Extraños acompañantes

Las tensiones de campaña fomentan extravagantes relaciones y amenazan a las parejas consolidadas


Redacción / La Voz

La vida y el azar reservan a cada uno extraños acompañantes, y hasta algunos de ellos se empeñan en llegar a la cama. En un acto electoral de Catalunya en Comú-Podem, ayer en El Vendrell, Pablo Echenique (Podemos) señalaba un ejemplo de los efectos de una alianza contra natura: «No vamos a permitir que el tema nacional tape lo demás. Como los 2.300 millones de euros en recortes en educación, sanidad y dependencia que ha hecho JxSí durante su mandato ¡con los votos de ERC y la CUP!». Asomaba por fin un intento de llevar la campaña al programa, pero la verdad es que la pareja por antonomasia de este proceso -que no procés- camino del 21D la forman Inés Arrimadas y Marta Rovira, que encabezan dos de las formaciones presidenciables, Ciudadanos y Esquerra. Su cara a cara ha dejado lastimada la imagen de dura y capaz de Rovira, a la que las redes sociales han encasillado ya por su lágrima fácil. El varapalo dialéctico y argumentativo que sufrió en el programa de Jordi Évole le costó la participación en el debate a siete del jueves en TVE, y Twitter se llenó de memes y chanzas sobre su paradero desconocido. En realidad, estaba afeándole su baile a Iceta, el que lo peta, que consideró una frivolidad imperdonable mientras Junqueras siga encerrado en Estremera. Son muchos los que le han reprochado que reserve las alegrías solo para los de #RoadToBrussels.
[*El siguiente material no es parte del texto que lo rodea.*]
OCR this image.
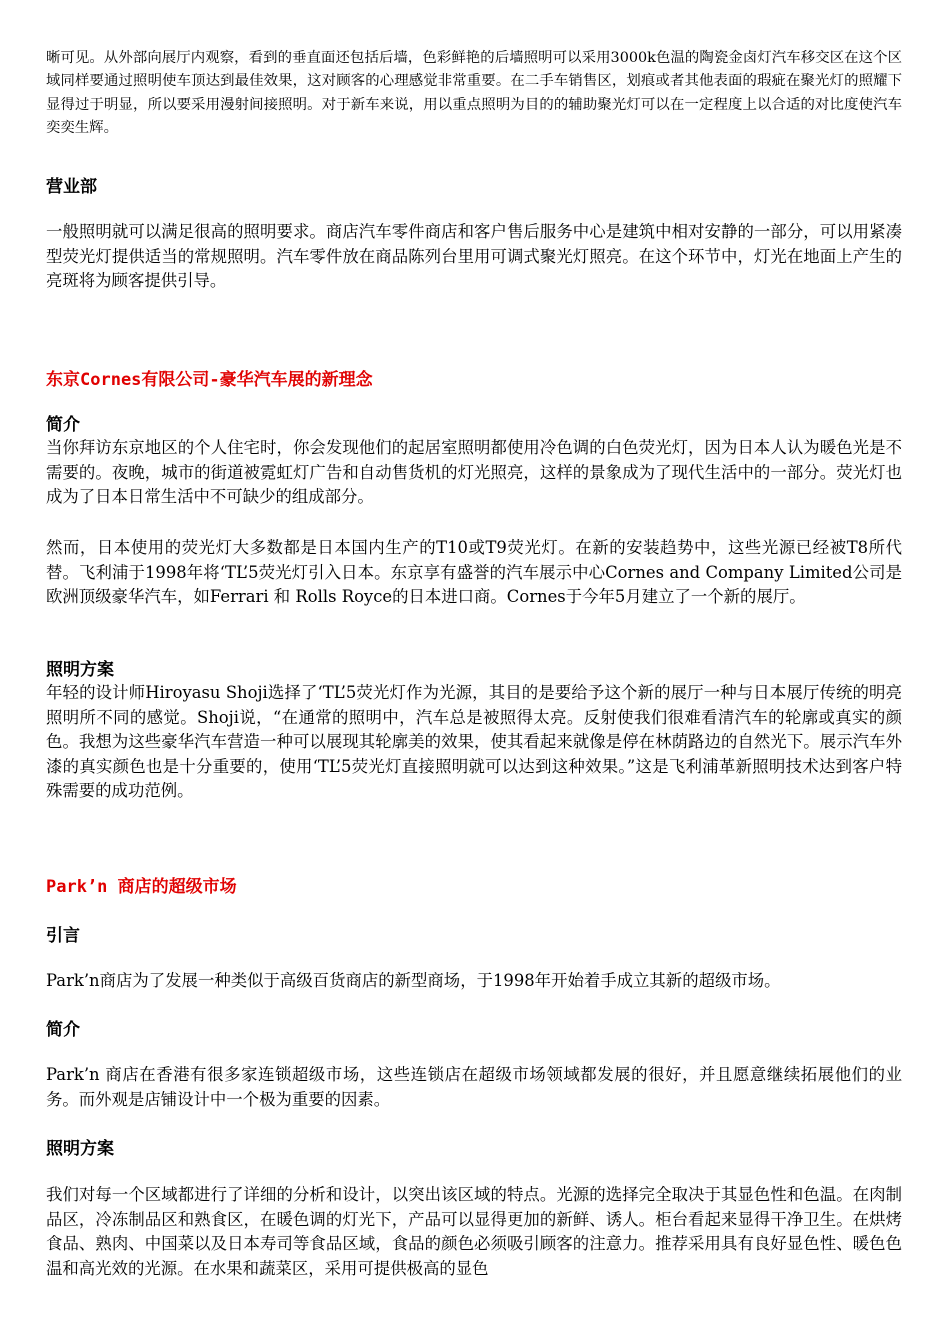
晰可见。从外部向展厅内观察，看到的垂直面还包括后墙，色彩鲜艳的后墙照明可以采用3000k色温的陶瓷金卤灯汽车移交区在这个区域同样要通过照明使车顶达到最佳效果，这对顾客的心理感觉非常重要。在二手车销售区，划痕或者其他表面的瑕疵在聚光灯的照耀下显得过于明显，所以要采用漫射间接照明。对于新车来说，用以重点照明为目的的辅助聚光灯可以在一定程度上以合适的对比度使汽车奕奕生辉。
营业部
一般照明就可以满足很高的照明要求。商店汽车零件商店和客户售后服务中心是建筑中相对安静的一部分，可以用紧凑型荧光灯提供适当的常规照明。汽车零件放在商品陈列台里用可调式聚光灯照亮。在这个环节中，灯光在地面上产生的亮斑将为顾客提供引导。
东京Cornes有限公司-豪华汽车展的新理念
简介
当你拜访东京地区的个人住宅时，你会发现他们的起居室照明都使用冷色调的白色荧光灯，因为日本人认为暖色光是不需要的。夜晚，城市的街道被霓虹灯广告和自动售货机的灯光照亮，这样的景象成为了现代生活中的一部分。荧光灯也成为了日本日常生活中不可缺少的组成部分。
然而，日本使用的荧光灯大多数都是日本国内生产的T10或T9荧光灯。在新的安装趋势中，这些光源已经被T8所代替。飞利浦于1998年将‘TL’5荧光灯引入日本。东京享有盛誉的汽车展示中心Cornes and Company Limited公司是欧洲顶级豪华汽车，如Ferrari 和 Rolls Royce的日本进口商。Cornes于今年5月建立了一个新的展厅。
照明方案
年轻的设计师Hiroyasu Shoji选择了‘TL’5荧光灯作为光源，其目的是要给予这个新的展厅一种与日本展厅传统的明亮照明所不同的感觉。Shoji说，“在通常的照明中，汽车总是被照得太亮。反射使我们很难看清汽车的轮廓或真实的颜色。我想为这些豪华汽车营造一种可以展现其轮廓美的效果，使其看起来就像是停在林荫路边的自然光下。展示汽车外漆的真实颜色也是十分重要的，使用‘TL’5荧光灯直接照明就可以达到这种效果。”这是飞利浦革新照明技术达到客户特殊需要的成功范例。
Park’n 商店的超级市场
引言
Park’n商店为了发展一种类似于高级百货商店的新型商场，于1998年开始着手成立其新的超级市场。
简介
Park’n 商店在香港有很多家连锁超级市场，这些连锁店在超级市场领域都发展的很好，并且愿意继续拓展他们的业务。而外观是店铺设计中一个极为重要的因素。
照明方案
我们对每一个区域都进行了详细的分析和设计，以突出该区域的特点。光源的选择完全取决于其显色性和色温。在肉制品区，冷冻制品区和熟食区，在暖色调的灯光下，产品可以显得更加的新鲜、诱人。柜台看起来显得干净卫生。在烘烤食品、熟肉、中国菜以及日本寿司等食品区域，食品的颜色必须吸引顾客的注意力。推荐采用具有良好显色性、暖色色温和高光效的光源。在水果和蔬菜区，采用可提供极高的显色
También allí, en aquella civilizada plaza europea, los emparejamientos resultaban cuando menos curiosos. Tom van Grieken, el líder de la ultraderecha flamenca del Vlaams Belang, y sus adláteres respaldaron con sus pancartas la gran marcha por la democracia de Puigdemont, que no deja nunca de recordar en su periplo belga el fascismo cerril que impregna España y lo español, que coloca en permanente apoteosis franquista. Será por ello que, pese a que algunos se mostraron escandalizados, a los indepes no les sorprende que a la reciente manifestación barcelonesa en defensa de la Constitución -bajo el lema Caminamos juntos: respeto y convivencia- se sumasen unos cuantos exlegionarios y hasta Fernando Quintilla Manresa, veterano de la División Azul. A Tom van Grieken le habría caído bien el anciano carlista, de 96 años, y su teoría de que la División Azul «no fue nazi sino anticomunista».
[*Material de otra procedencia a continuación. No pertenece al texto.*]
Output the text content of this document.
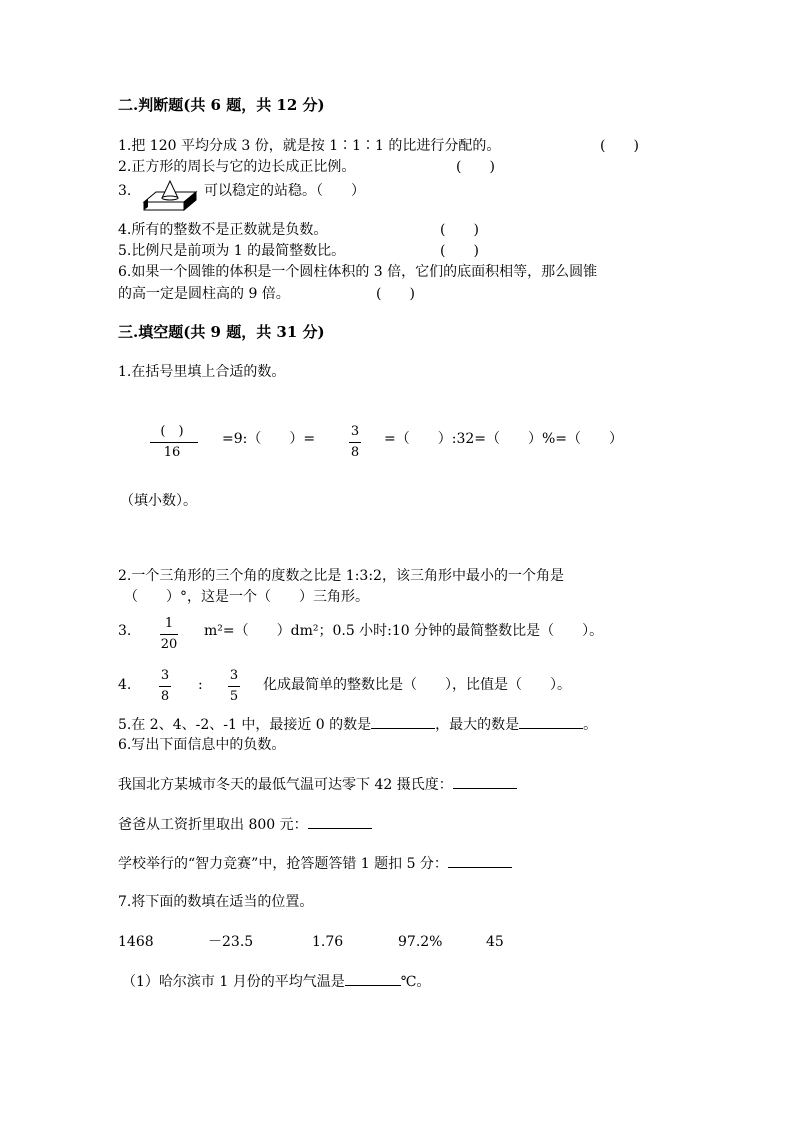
二.判断题(共 6 题，共 12 分)
1.把 120 平均分成 3 份，就是按 1∶1∶1 的比进行分配的。	(　　)
2.正方形的周长与它的边长成正比例。	(　　)
3.	可以稳定的站稳。（　　）
4.所有的整数不是正数就是负数。	(　　)
5.比例尺是前项为 1 的最简整数比。	(　　)
6.如果一个圆锥的体积是一个圆柱体积的 3 倍，它们的底面积相等，那么圆锥
的高一定是圆柱高的 9 倍。	(　　)
三.填空题(共 9 题，共 31 分)
1.在括号里填上合适的数。
(　)
16
=9:（　　）=	3
8
=（　　）:32=（　　）%=（　　）
（填小数）。
2.一个三角形的三个角的度数之比是 1:3:2，该三角形中最小的一个角是
（　　）°，这是一个（　　）三角形。
3.	1
20
m²=（　　）dm²；0.5 小时:10 分钟的最简整数比是（　　）。
4.
3
8
:
3
5
化成最简单的整数比是（　　），比值是（　　）。
5.在 2、4、-2、-1 中，最接近 0 的数是	，最大的数是	。
6.写出下面信息中的负数。
我国北方某城市冬天的最低气温可达零下 42 摄氏度：
爸爸从工资折里取出 800 元：
学校举行的“智力竞赛”中，抢答题答错 1 题扣 5 分：
7.将下面的数填在适当的位置。
1468	－23.5	1.76	97.2%	45
（1）哈尔滨市 1 月份的平均气温是	℃。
De otro modo muy distinto habría valorado la tesis Xavier Domènech, experto en historia política y candidato de Catalunya en Comú-Podem, que ayer se paseó por el mercado de Navidad de Tortosa, donde se hizo con el tradicional tió. Eso sí, no encontró la llave que disputa a Arrimadas para el papel de Birgitte Nyborg en este tenso Borgen. Una alocada película que ve cómo se forman extrañas parejas mientras el consolidado idilio Puigdemont-Junqueras se resquebraja.